Montag, 5. Oktober 2009

Der alte Baum

Mein alter freund, er steht knorrig im Garten,
seine Äste sehen bedauernswert drein,
allerdings tut ihm die Frühlingssonne gut,
man sieht allmählich zarte Spitzen sprissen,
selbst Knospen bleiben nicht mehr aus.
Es entfaltet sich eine einzigartige Blütenpracht,
die wärmende Sonne kitzelt ihn wach, sie lacht.
Bald trägt er Früchte in beträchtlicher Zahl,
Leben spendendes Wasser ist ein Labsal,
es schützt vor der Sommerhitze und deren Qualen.

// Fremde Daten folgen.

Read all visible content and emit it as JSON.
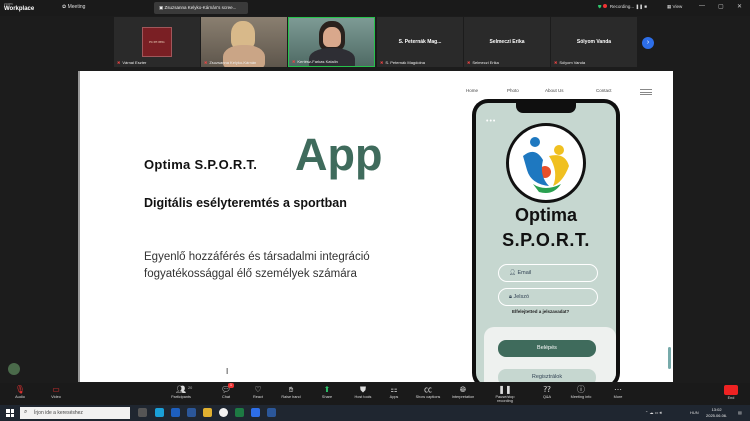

Von Tag zu Tag reifen die Früchte schneller heran,
immer näher rückt bereits die Erntezeit,
sein Blätterdach lichtet sich nun sacht,
der Sonne Kraft erschlafft, die Nächte werden kühler,
der alte Baum spürt den Herbst entschwinden.
Stürme schütteln meinen Freund, den alten Baum,
nach viel Regen kommt der Schnee, ein schmerzliches Bild,
Äste, sie fallen, er wiegt sich im Wind,
er träumt von der Frühlingssonne, von Wärme,
sein sehnlichster Wunsch, noch ein Jahr überleben.